Japan, EU drop tariff threats
Reviewed by Hitoshi URABE
"Japan, EU drop tariff threats"
The whole show lasted for a year and nine months and ended the way it was envisaged at the outset by spectators, and the actors who had to pretend they wouldn't know the outcome. Perhaps it was a failure as a mystery entertainment since the results were too obvious from the beginning, and the audience had no opportunity to experience any wonder or thrill, but it was the only reasonable way to end it in the real world, especially when a significant chunk of the wealth of the world was the object of fiddling.
The tariffs imposed in March 2002, supposed to protect the U.S. steel industry, and intended to win popularity for President Bush, was finally scrapped by Mr Bush himself last week, which was, although the only practical consequence it was heading for, still a relief in realistic terms for other steel producing countries, and another victory for those believing in free trade, which the US itself had been claiming to subscribe to.
In March, 2002, in response to the reports on the US decision to impose import surtax on steel imports, this column commented as follows.
"A simple fact is that the American steel industry has failed, no matter how cleverly excuses are stated. Their incompetent management who could not recognize the industry's fragility has been ignoring to renovate the aged facilities, and the near-sighted union interested only in the earning for the day has been pretending that tomorrow never comes. In short, they failed to modernize and stay competitive. ... And once again, the industry ran to the government, like a wheedling child, accusing the hard working neighbors as the cause of their dissatisfaction.
"This has been going on for decades, surfacing every now and then as trade disputes with other countries. It is perfectly legitimate, therefore, for other countries, including Japan, to bring the case to WTO. As a matter of fact, it would be a shame if Japan, as a supporter of WTO, and who claim to be a true believer of free trade, do not stand up."
This was a year and nine months ago, and the issue is now resolved, and that in the way as if there had been a prepared scenario from the beginning.

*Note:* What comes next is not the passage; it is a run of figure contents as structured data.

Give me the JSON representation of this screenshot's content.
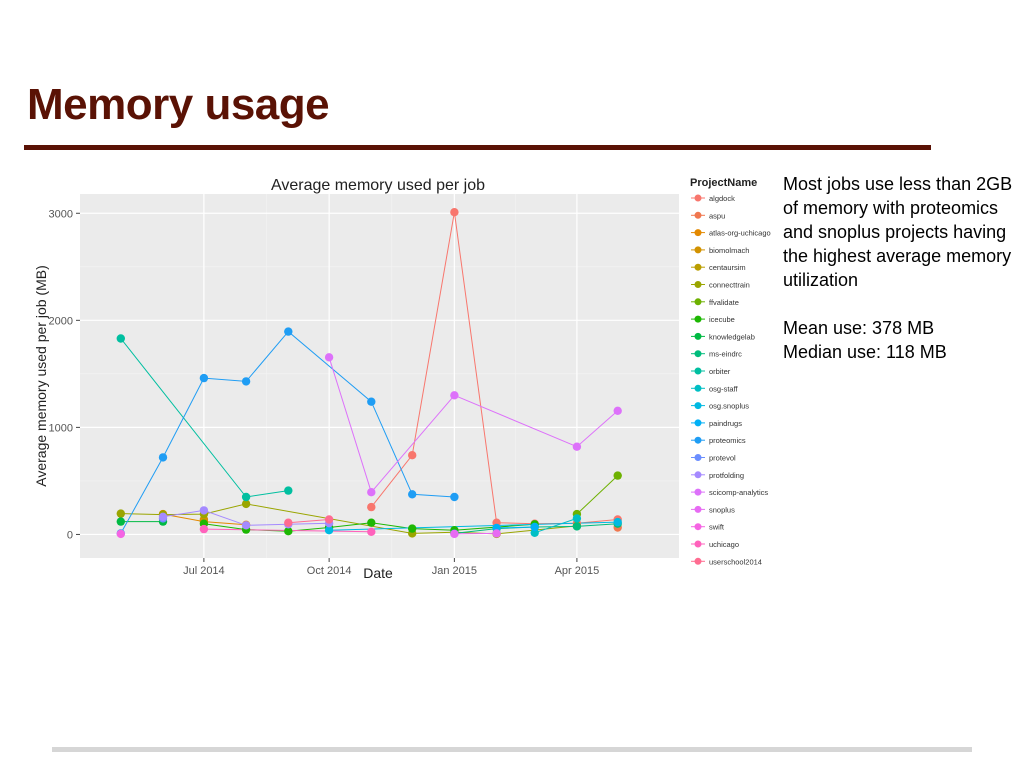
{
  "slide": {
    "title": "Memory usage",
    "title_color": "#5a1205",
    "notes_main": "Most jobs use less than 2GB of memory with proteomics and snoplus projects having the highest average memory utilization",
    "mean": "Mean use: 378 MB",
    "median": "Median use: 118 MB"
  },
  "chart_data": {
    "type": "line",
    "title": "Average memory used per job",
    "xlabel": "Date",
    "ylabel": "Average memory used per job (MB)",
    "legend_title": "ProjectName",
    "legend_position": "right",
    "x_ticks": [
      {
        "label": "Jul 2014",
        "date": "2014-07-01"
      },
      {
        "label": "Oct 2014",
        "date": "2014-10-01"
      },
      {
        "label": "Jan 2015",
        "date": "2015-01-01"
      },
      {
        "label": "Apr 2015",
        "date": "2015-04-01"
      }
    ],
    "y_ticks": [
      0,
      1000,
      2000,
      3000
    ],
    "xlim": [
      "2014-04-01",
      "2015-06-15"
    ],
    "ylim": [
      -220,
      3180
    ],
    "grid": true,
    "series": [
      {
        "name": "algdock",
        "color": "#F8766D",
        "points": [
          [
            "2014-11-01",
            255
          ],
          [
            "2014-12-01",
            740
          ],
          [
            "2015-01-01",
            3010
          ],
          [
            "2015-02-01",
            110
          ],
          [
            "2015-03-01",
            100
          ],
          [
            "2015-04-01",
            105
          ],
          [
            "2015-05-01",
            140
          ]
        ]
      },
      {
        "name": "aspu",
        "color": "#F0774F",
        "points": [
          [
            "2015-05-01",
            65
          ]
        ]
      },
      {
        "name": "atlas-org-uchicago",
        "color": "#E38900",
        "points": [
          [
            "2014-06-01",
            190
          ],
          [
            "2014-07-01",
            120
          ],
          [
            "2014-08-01",
            90
          ]
        ]
      },
      {
        "name": "biomolmach",
        "color": "#D29200",
        "points": [
          [
            "2014-07-01",
            140
          ]
        ]
      },
      {
        "name": "centaursim",
        "color": "#BA9E00",
        "points": [
          [
            "2015-02-01",
            10
          ]
        ]
      },
      {
        "name": "connecttrain",
        "color": "#9AA500",
        "points": [
          [
            "2014-05-01",
            195
          ],
          [
            "2014-06-01",
            185
          ],
          [
            "2014-07-01",
            190
          ],
          [
            "2014-08-01",
            285
          ],
          [
            "2014-12-01",
            10
          ],
          [
            "2015-01-01",
            20
          ],
          [
            "2015-02-01",
            5
          ],
          [
            "2015-04-01",
            80
          ]
        ]
      },
      {
        "name": "ffvalidate",
        "color": "#6DB100",
        "points": [
          [
            "2015-04-01",
            190
          ],
          [
            "2015-05-01",
            550
          ]
        ]
      },
      {
        "name": "icecube",
        "color": "#1DB703",
        "points": [
          [
            "2014-07-01",
            100
          ],
          [
            "2014-08-01",
            45
          ],
          [
            "2014-09-01",
            30
          ],
          [
            "2014-10-01",
            65
          ],
          [
            "2014-11-01",
            110
          ],
          [
            "2014-12-01",
            55
          ],
          [
            "2015-01-01",
            40
          ],
          [
            "2015-03-01",
            95
          ]
        ]
      },
      {
        "name": "knowledgelab",
        "color": "#00BA43",
        "points": [
          [
            "2014-05-01",
            120
          ],
          [
            "2014-06-01",
            120
          ]
        ]
      },
      {
        "name": "ms-eindrc",
        "color": "#00BC7C",
        "points": [
          [
            "2015-01-01",
            10
          ],
          [
            "2015-02-01",
            55
          ],
          [
            "2015-03-01",
            70
          ],
          [
            "2015-04-01",
            75
          ],
          [
            "2015-05-01",
            100
          ]
        ]
      },
      {
        "name": "orbiter",
        "color": "#00BFA0",
        "points": [
          [
            "2014-05-01",
            1830
          ],
          [
            "2014-08-01",
            350
          ],
          [
            "2014-09-01",
            410
          ]
        ]
      },
      {
        "name": "osg-staff",
        "color": "#00BFC4",
        "points": [
          [
            "2015-03-01",
            15
          ],
          [
            "2015-04-01",
            150
          ]
        ]
      },
      {
        "name": "osg.snoplus",
        "color": "#00B9E2",
        "points": [
          [
            "2014-10-01",
            40
          ],
          [
            "2015-05-01",
            115
          ]
        ]
      },
      {
        "name": "paindrugs",
        "color": "#00B0F6",
        "points": [
          [
            "2015-02-01",
            60
          ],
          [
            "2015-03-01",
            70
          ]
        ]
      },
      {
        "name": "proteomics",
        "color": "#1F9DF4",
        "points": [
          [
            "2014-05-01",
            10
          ],
          [
            "2014-06-01",
            720
          ],
          [
            "2014-07-01",
            1460
          ],
          [
            "2014-08-01",
            1430
          ],
          [
            "2014-09-01",
            1895
          ],
          [
            "2014-11-01",
            1240
          ],
          [
            "2014-12-01",
            375
          ],
          [
            "2015-01-01",
            350
          ]
        ]
      },
      {
        "name": "protevol",
        "color": "#6B8EFF",
        "points": [
          [
            "2014-06-01",
            150
          ]
        ]
      },
      {
        "name": "protfolding",
        "color": "#A58AFF",
        "points": [
          [
            "2014-06-01",
            165
          ],
          [
            "2014-07-01",
            225
          ],
          [
            "2014-08-01",
            85
          ],
          [
            "2014-09-01",
            95
          ],
          [
            "2014-10-01",
            105
          ]
        ]
      },
      {
        "name": "scicomp-analytics",
        "color": "#DD71FA",
        "points": [
          [
            "2014-10-01",
            1655
          ],
          [
            "2014-11-01",
            395
          ],
          [
            "2015-01-01",
            1300
          ],
          [
            "2015-04-01",
            820
          ],
          [
            "2015-05-01",
            1155
          ]
        ]
      },
      {
        "name": "snoplus",
        "color": "#E76BF3",
        "points": [
          [
            "2015-01-01",
            5
          ],
          [
            "2015-02-01",
            10
          ]
        ]
      },
      {
        "name": "swift",
        "color": "#F564E3",
        "points": [
          [
            "2014-05-01",
            5
          ]
        ]
      },
      {
        "name": "uchicago",
        "color": "#FF62BC",
        "points": [
          [
            "2014-07-01",
            50
          ],
          [
            "2014-11-01",
            25
          ]
        ]
      },
      {
        "name": "userschool2014",
        "color": "#FF6C91",
        "points": [
          [
            "2014-09-01",
            110
          ],
          [
            "2014-10-01",
            140
          ]
        ]
      }
    ]
  }
}
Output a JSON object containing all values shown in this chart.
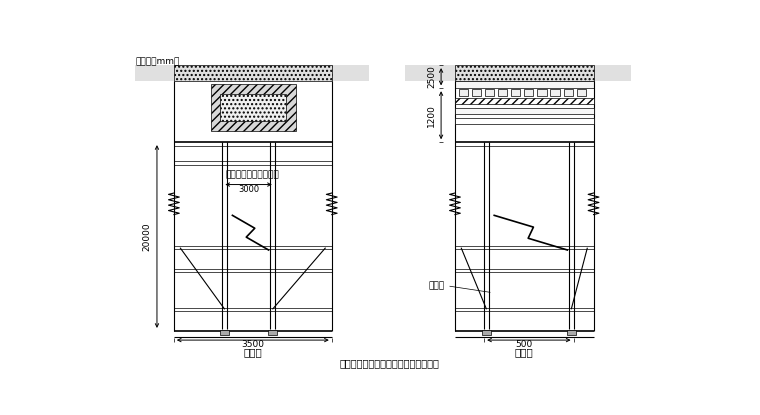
{
  "unit_text": "单位：（mm）",
  "label_20000": "20000",
  "label_2500": "2500",
  "label_1200": "1200",
  "label_3000": "3000",
  "label_3500": "3500",
  "label_500": "500",
  "text_section": "断面图",
  "text_side": "侧面图",
  "text_note": "多道承重立杆图中省略",
  "text_bottom": "多根承重立杆，木方支撑垂直于梁截面",
  "text_shuang": "双立杆"
}
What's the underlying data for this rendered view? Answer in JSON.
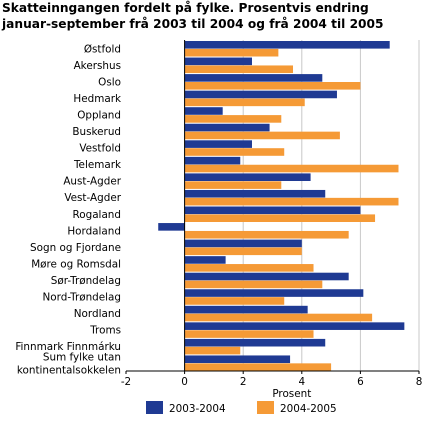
{
  "chart_data": {
    "type": "bar",
    "orientation": "horizontal",
    "title": "Skatteinngangen fordelt på fylke. Prosentvis endring januar-september frå 2003 til 2004 og frå 2004 til 2005",
    "xlabel": "Prosent",
    "ylabel": "",
    "xlim": [
      -2,
      8
    ],
    "xticks": [
      -2,
      0,
      2,
      4,
      6,
      8
    ],
    "grid": "vertical",
    "legend_position": "bottom",
    "categories": [
      "Østfold",
      "Akershus",
      "Oslo",
      "Hedmark",
      "Oppland",
      "Buskerud",
      "Vestfold",
      "Telemark",
      "Aust-Agder",
      "Vest-Agder",
      "Rogaland",
      "Hordaland",
      "Sogn og Fjordane",
      "Møre og Romsdal",
      "Sør-Trøndelag",
      "Nord-Trøndelag",
      "Nordland",
      "Troms",
      "Finnmark Finnmárku",
      [
        "Sum fylke utan",
        "kontinentalsokkelen"
      ]
    ],
    "series": [
      {
        "name": "2003-2004",
        "color": "#1f3a93",
        "values": [
          7.0,
          2.3,
          4.7,
          5.2,
          1.3,
          2.9,
          2.3,
          1.9,
          4.3,
          4.8,
          6.0,
          -0.9,
          4.0,
          1.4,
          5.6,
          6.1,
          4.2,
          7.5,
          4.8,
          3.6
        ]
      },
      {
        "name": "2004-2005",
        "color": "#f59a36",
        "values": [
          3.2,
          3.7,
          6.0,
          4.1,
          3.3,
          5.3,
          3.4,
          7.3,
          3.3,
          7.3,
          6.5,
          5.6,
          4.0,
          4.4,
          4.7,
          3.4,
          6.4,
          4.4,
          1.9,
          5.0
        ]
      }
    ]
  }
}
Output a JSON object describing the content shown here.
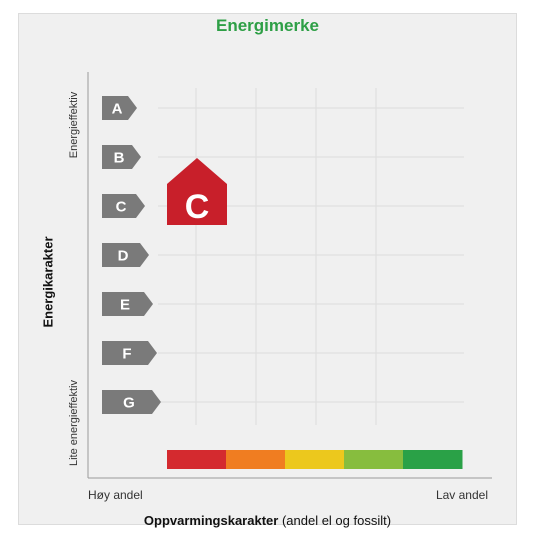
{
  "chart_data": {
    "type": "energy-label",
    "title": "Energimerke",
    "energy_classes": [
      "A",
      "B",
      "C",
      "D",
      "E",
      "F",
      "G"
    ],
    "rated_class": "C",
    "heating_scale_colors": [
      "#d42a2f",
      "#f07d21",
      "#ecc81d",
      "#87bd3e",
      "#2aa147"
    ],
    "ylabel": "Energikarakter",
    "y_top_label": "Energieffektiv",
    "y_bottom_label": "Lite energieffektiv",
    "xlabel_bold": "Oppvarmingskarakter",
    "xlabel_rest": " (andel el og fossilt)",
    "x_left_label": "Høy andel",
    "x_right_label": "Lav andel",
    "grid": true
  },
  "colors": {
    "title": "#2e9f46",
    "badge": "#c81f2a",
    "tag": "#7a7a7a"
  }
}
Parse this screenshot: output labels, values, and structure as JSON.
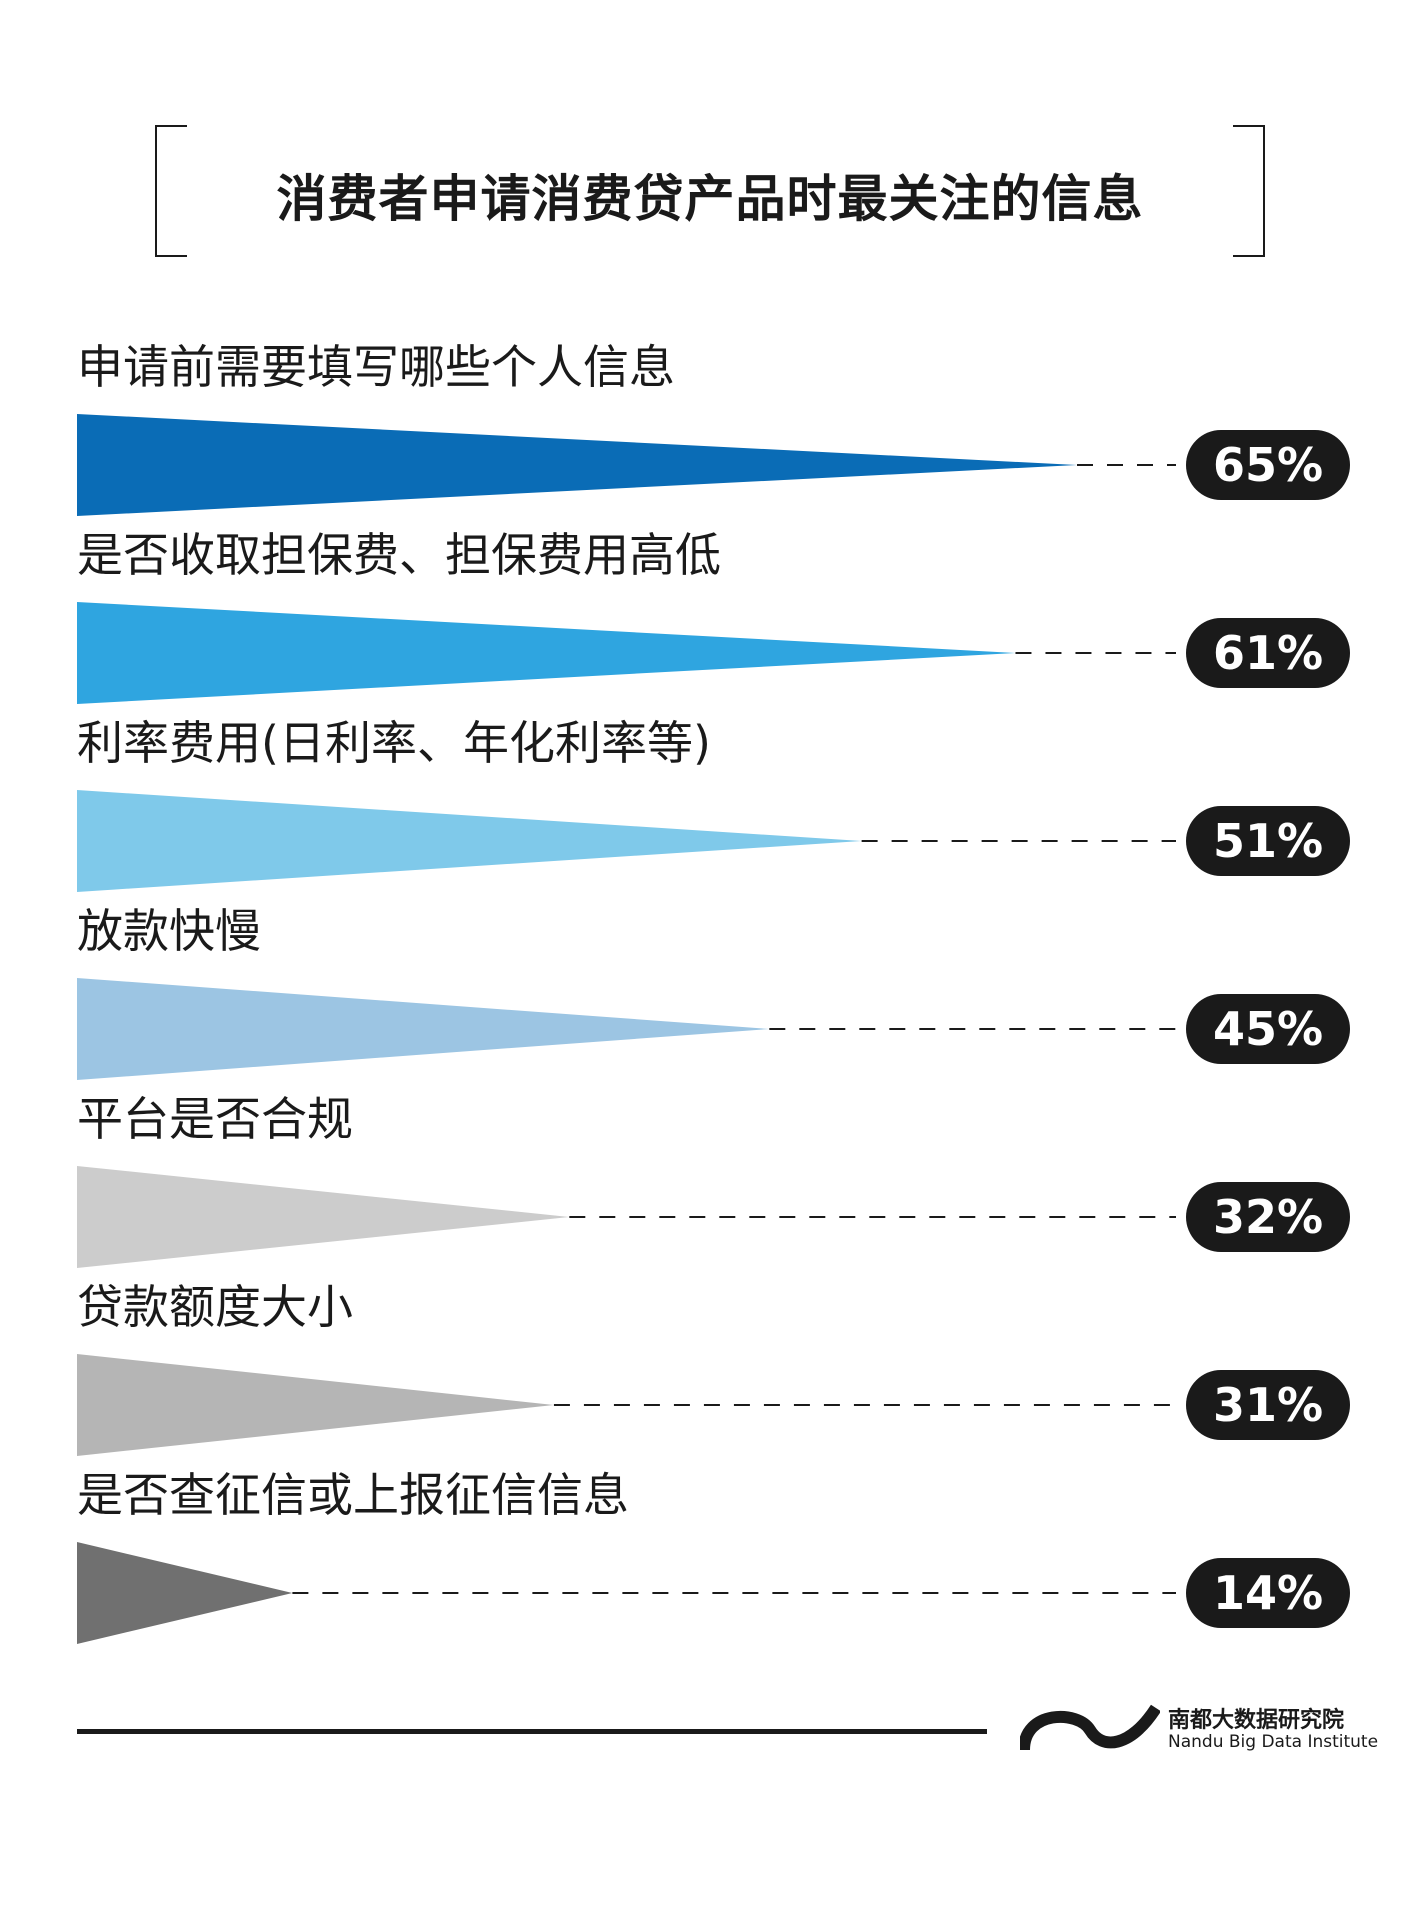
{
  "title": "消费者申请消费贷产品时最关注的信息",
  "chart_data": {
    "type": "bar",
    "title": "消费者申请消费贷产品时最关注的信息",
    "categories": [
      "申请前需要填写哪些个人信息",
      "是否收取担保费、担保费用高低",
      "利率费用(日利率、年化利率等)",
      "放款快慢",
      "平台是否合规",
      "贷款额度大小",
      "是否查征信或上报征信信息"
    ],
    "values": [
      65,
      61,
      51,
      45,
      32,
      31,
      14
    ],
    "value_labels": [
      "65%",
      "61%",
      "51%",
      "45%",
      "32%",
      "31%",
      "14%"
    ],
    "colors": [
      "#0a6cb6",
      "#2fa5e0",
      "#7fc9ea",
      "#9cc5e3",
      "#cccccc",
      "#b5b5b5",
      "#707070"
    ],
    "unit": "%",
    "orientation": "horizontal"
  },
  "footer": {
    "org_cn": "南都大数据研究院",
    "org_en": "Nandu Big Data Institute"
  }
}
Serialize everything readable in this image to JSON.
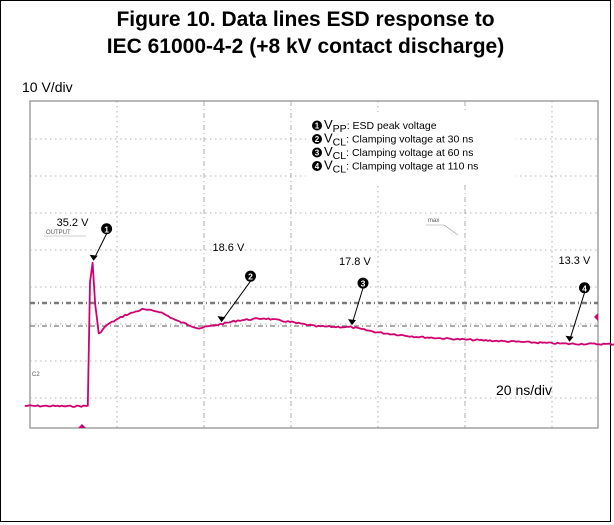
{
  "title_line1": "Figure 10. Data lines ESD response to",
  "title_line2": "IEC 61000-4-2 (+8 kV contact discharge)",
  "y_scale_label": "10 V/div",
  "x_scale_label": "20 ns/div",
  "scope_labels": {
    "output": "OUTPUT",
    "max": "max",
    "channel": "C2"
  },
  "legend": [
    {
      "num": "1",
      "symbol": "V",
      "sub": "PP",
      "text": ": ESD peak voltage"
    },
    {
      "num": "2",
      "symbol": "V",
      "sub": "CL",
      "text": ": Clamping voltage at 30 ns"
    },
    {
      "num": "3",
      "symbol": "V",
      "sub": "CL",
      "text": ": Clamping voltage at 60 ns"
    },
    {
      "num": "4",
      "symbol": "V",
      "sub": "CL",
      "text": ": Clamping voltage at 110 ns"
    }
  ],
  "chart_data": {
    "type": "line",
    "x_unit": "ns",
    "y_unit": "V",
    "x_per_div": 20,
    "y_per_div": 10,
    "series": [
      {
        "color": "#d0006f",
        "points": [
          [
            -15,
            -3.5
          ],
          [
            -10,
            -3.5
          ],
          [
            -5,
            -3.6
          ],
          [
            -0.5,
            -3.5
          ],
          [
            0,
            30
          ],
          [
            0.6,
            35.2
          ],
          [
            1.2,
            24
          ],
          [
            2,
            16
          ],
          [
            4,
            18.5
          ],
          [
            8,
            21
          ],
          [
            12,
            22.6
          ],
          [
            16,
            22.0
          ],
          [
            20,
            19.5
          ],
          [
            25,
            17.5
          ],
          [
            30,
            18.6
          ],
          [
            34,
            19.6
          ],
          [
            40,
            20.2
          ],
          [
            46,
            19.2
          ],
          [
            52,
            18.0
          ],
          [
            60,
            17.8
          ],
          [
            66,
            16.4
          ],
          [
            75,
            15.2
          ],
          [
            85,
            14.5
          ],
          [
            95,
            14.0
          ],
          [
            105,
            13.5
          ],
          [
            110,
            13.3
          ],
          [
            120,
            13.2
          ],
          [
            135,
            12.4
          ],
          [
            150,
            11.9
          ],
          [
            160,
            11.5
          ],
          [
            168,
            11.3
          ],
          [
            172,
            8.8
          ],
          [
            175,
            11.2
          ],
          [
            185,
            11.6
          ],
          [
            200,
            12.1
          ],
          [
            205,
            12.3
          ],
          [
            206,
            16.8
          ]
        ]
      }
    ],
    "annotations": [
      {
        "num": "1",
        "label": "35.2 V",
        "x": 0.6,
        "y": 35.2
      },
      {
        "num": "2",
        "label": "18.6 V",
        "x": 30,
        "y": 18.6
      },
      {
        "num": "3",
        "label": "17.8 V",
        "x": 60,
        "y": 17.8
      },
      {
        "num": "4",
        "label": "13.3 V",
        "x": 110,
        "y": 13.3
      }
    ],
    "grid": true
  }
}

Raising any import tariff, for whatever the reason, and in any country, is in effect charging their own people for the sake of a certain sector of the economy. The US, when they stepped up its tariff on steel imports was in fact charging the US citizens to protect their domestic steel industry, which in consequence most severely clobbered those domestic industries who need steel to manufacture goods of their own.
This is the major reason Japan never employed retaliative tariffs, which is a measure specifically authorized by WTO when the counterpart's import tariff is found illegal and is not remedied. Retaliative tariff hurts people and saves no one. A counterproductive measure by definition, and in this context, it was relieving that Japan was not cornered into utilizing it to show its determination, for whatever its worth, in a game akin to chicken race.
History indicates that it is difficult to expect for the US to learn a lesson from this sort of experience. But one thing established through the exercise this time perhaps is that if other countries, including Japan, could hold on to a determined stance against rogue measures, it could change the policy of even the most powerful nation.